Wave Fundamentals and Properties
Progressive waves are the energy movers of physics - they transfer energy from one place to another without actually moving matter. Think of a Mexican wave at a football stadium: the wave travels around the stadium, but the people stay in their seats.
There are two main types: longitudinal waves (like sound) where particles vibrate parallel to the wave's direction, and transverse waves (like light) where particles vibrate perpendicular to the wave's movement. Only transverse waves can be polarised, which is why polarised sunglasses work against glare.
The key relationship you need to master is v = fλ, where v is wave speed, f is frequency, and λ is wavelength. For light, remember that speed is always 3.00 × 10⁸ m/s in a vacuum. The time period T relates to frequency as T = 1/f.

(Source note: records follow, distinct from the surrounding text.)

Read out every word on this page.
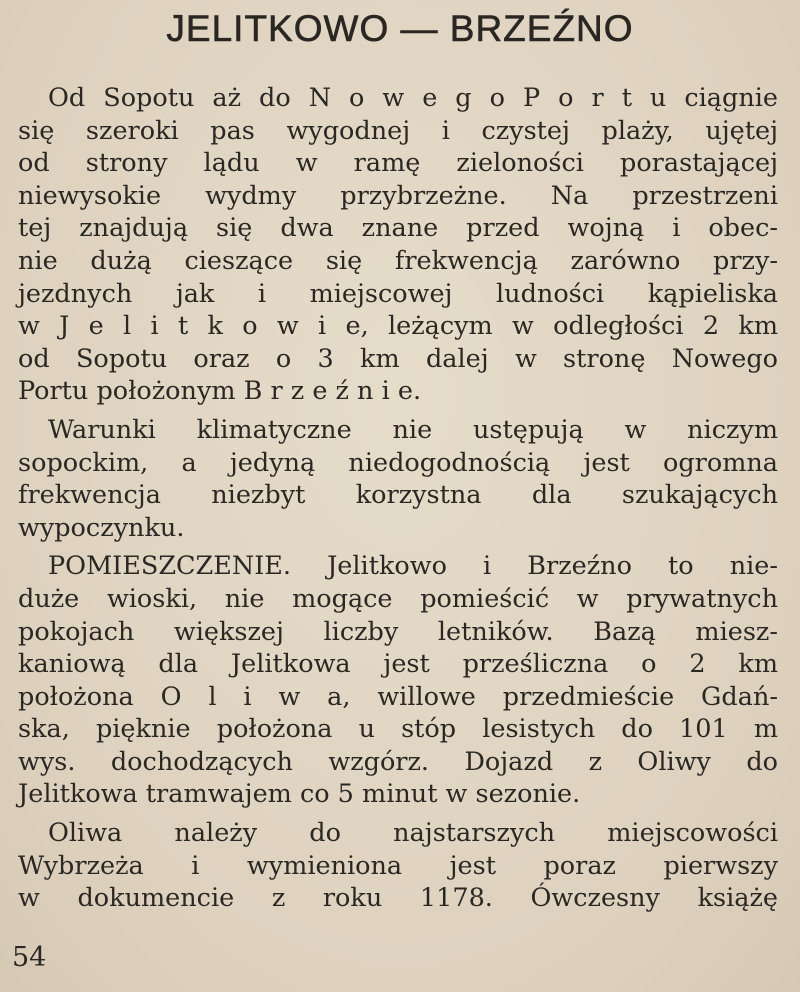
JELITKOWO — BRZEŹNO

Od Sopotu aż do N o w e g o P o r t u ciągnie
się szeroki pas wygodnej i czystej plaży, ujętej
od strony lądu w ramę zieloności porastającej
niewysokie wydmy przybrzeżne. Na przestrzeni
tej znajdują się dwa znane przed wojną i obec-
nie dużą cieszące się frekwencją zarówno przy-
jezdnych jak i miejscowej ludności kąpieliska
w J e l i t k o w i e, leżącym w odległości 2 km
od Sopotu oraz o 3 km dalej w stronę Nowego
Portu położonym B r z e ź n i e.

Warunki klimatyczne nie ustępują w niczym
sopockim, a jedyną niedogodnością jest ogromna
frekwencja niezbyt korzystna dla szukających
wypoczynku.

POMIESZCZENIE. Jelitkowo i Brzeźno to nie-
duże wioski, nie mogące pomieścić w prywatnych
pokojach większej liczby letników. Bazą miesz-
kaniową dla Jelitkowa jest prześliczna o 2 km
położona O l i w a, willowe przedmieście Gdań-
ska, pięknie położona u stóp lesistych do 101 m
wys. dochodzących wzgórz. Dojazd z Oliwy do
Jelitkowa tramwajem co 5 minut w sezonie.

Oliwa należy do najstarszych miejscowości
Wybrzeża i wymieniona jest poraz pierwszy
w dokumencie z roku 1178. Ówczesny książę

54
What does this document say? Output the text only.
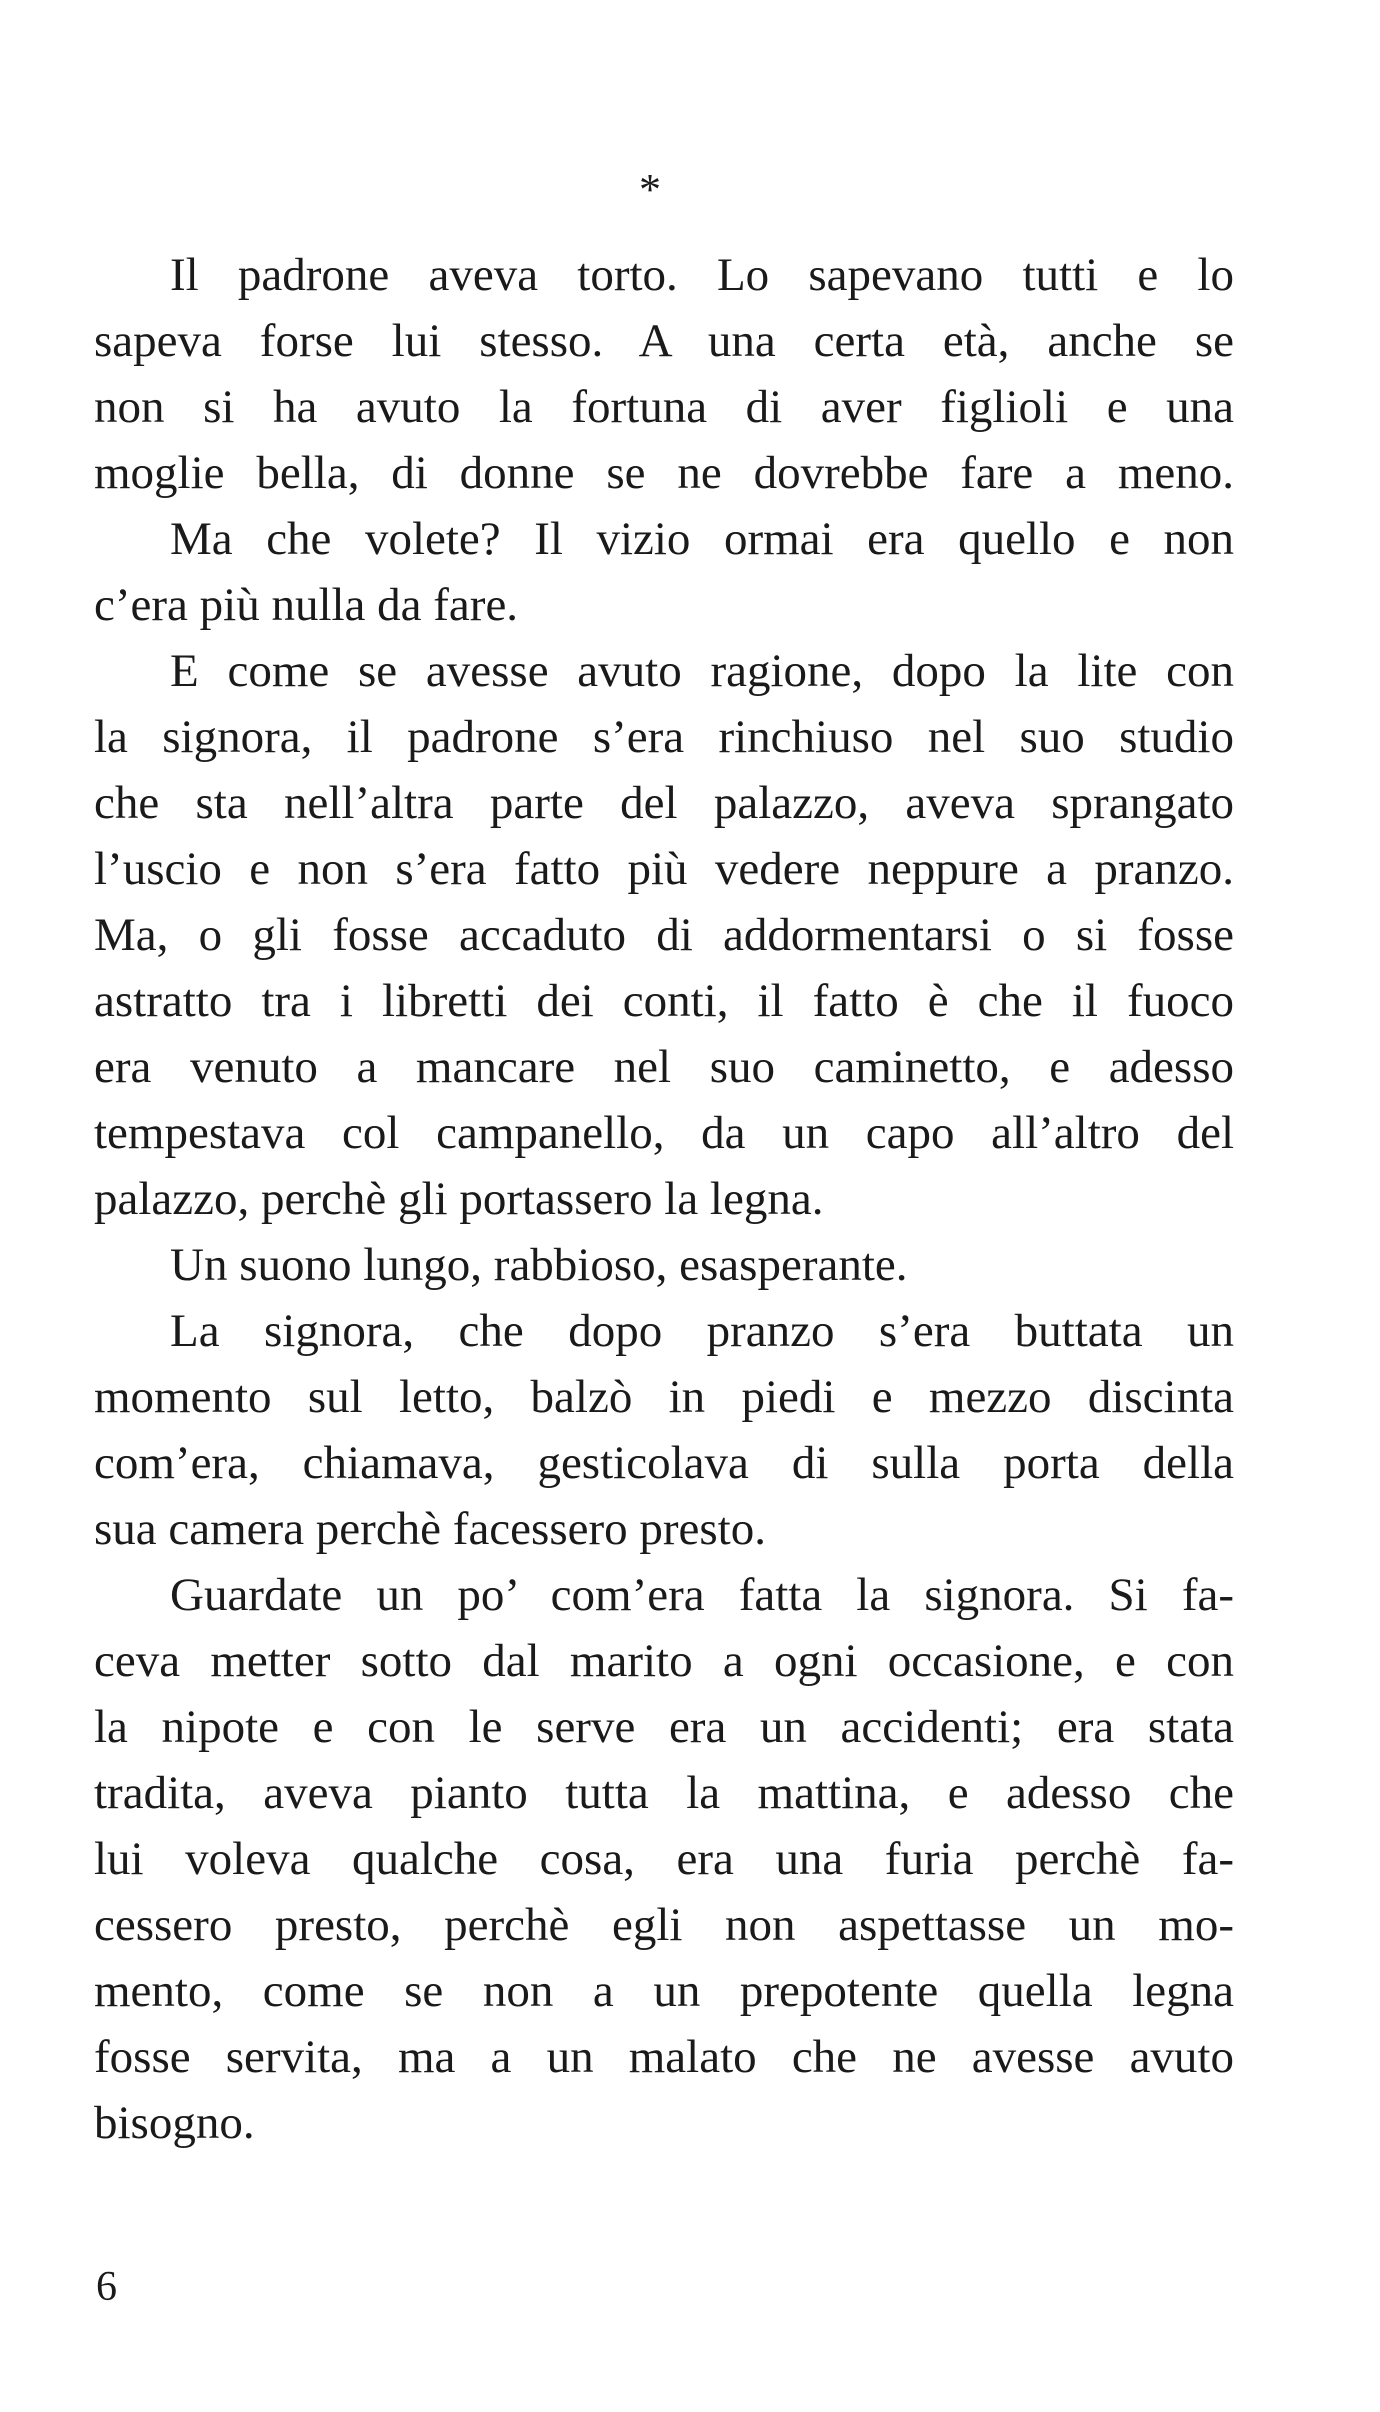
*
Il padrone aveva torto. Lo sapevano tutti e lo
sapeva forse lui stesso. A una certa età, anche se
non si ha avuto la fortuna di aver figlioli e una
moglie bella, di donne se ne dovrebbe fare a meno.
Ma che volete? Il vizio ormai era quello e non
c’era più nulla da fare.
E come se avesse avuto ragione, dopo la lite con
la signora, il padrone s’era rinchiuso nel suo studio
che sta nell’altra parte del palazzo, aveva sprangato
l’uscio e non s’era fatto più vedere neppure a pranzo.
Ma, o gli fosse accaduto di addormentarsi o si fosse
astratto tra i libretti dei conti, il fatto è che il fuoco
era venuto a mancare nel suo caminetto, e adesso
tempestava col campanello, da un capo all’altro del
palazzo, perchè gli portassero la legna.
Un suono lungo, rabbioso, esasperante.
La signora, che dopo pranzo s’era buttata un
momento sul letto, balzò in piedi e mezzo discinta
com’era, chiamava, gesticolava di sulla porta della
sua camera perchè facessero presto.
Guardate un po’ com’era fatta la signora. Si fa-
ceva metter sotto dal marito a ogni occasione, e con
la nipote e con le serve era un accidenti; era stata
tradita, aveva pianto tutta la mattina, e adesso che
lui voleva qualche cosa, era una furia perchè fa-
cessero presto, perchè egli non aspettasse un mo-
mento, come se non a un prepotente quella legna
fosse servita, ma a un malato che ne avesse avuto
bisogno.
6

Quick Check: If you increase the frequency of a wave whilst keeping speed constant, the wavelength must decrease - they're inversely proportional!
Interference happens when two waves meet. For constructive interference (bright fringes), the path difference equals nλ. For destructive interference (dark fringes), it's n+½λ. The waves must be coherent - having the same frequency, wavelength, and constant phase difference.
Stationary waves form when two identical waves travelling in opposite directions interfere. Nodes are points of zero displacement (destructive interference), whilst antinodes show maximum displacement (constructive interference). For a string fixed at both ends, the fundamental frequency is f = v/2L.
Refraction occurs when waves change speed and direction moving between different media. The critical angle sinθc=n2/n1 determines when total internal reflection happens - this is how fibre optic cables trap light signals, though pulse broadening can make signals wider and shorter over long distances.
Diffraction makes waves bend around obstacles. With diffraction gratings, constructive interference follows dsinθ = nλ, where d is the grating spacing and n is the order of diffraction.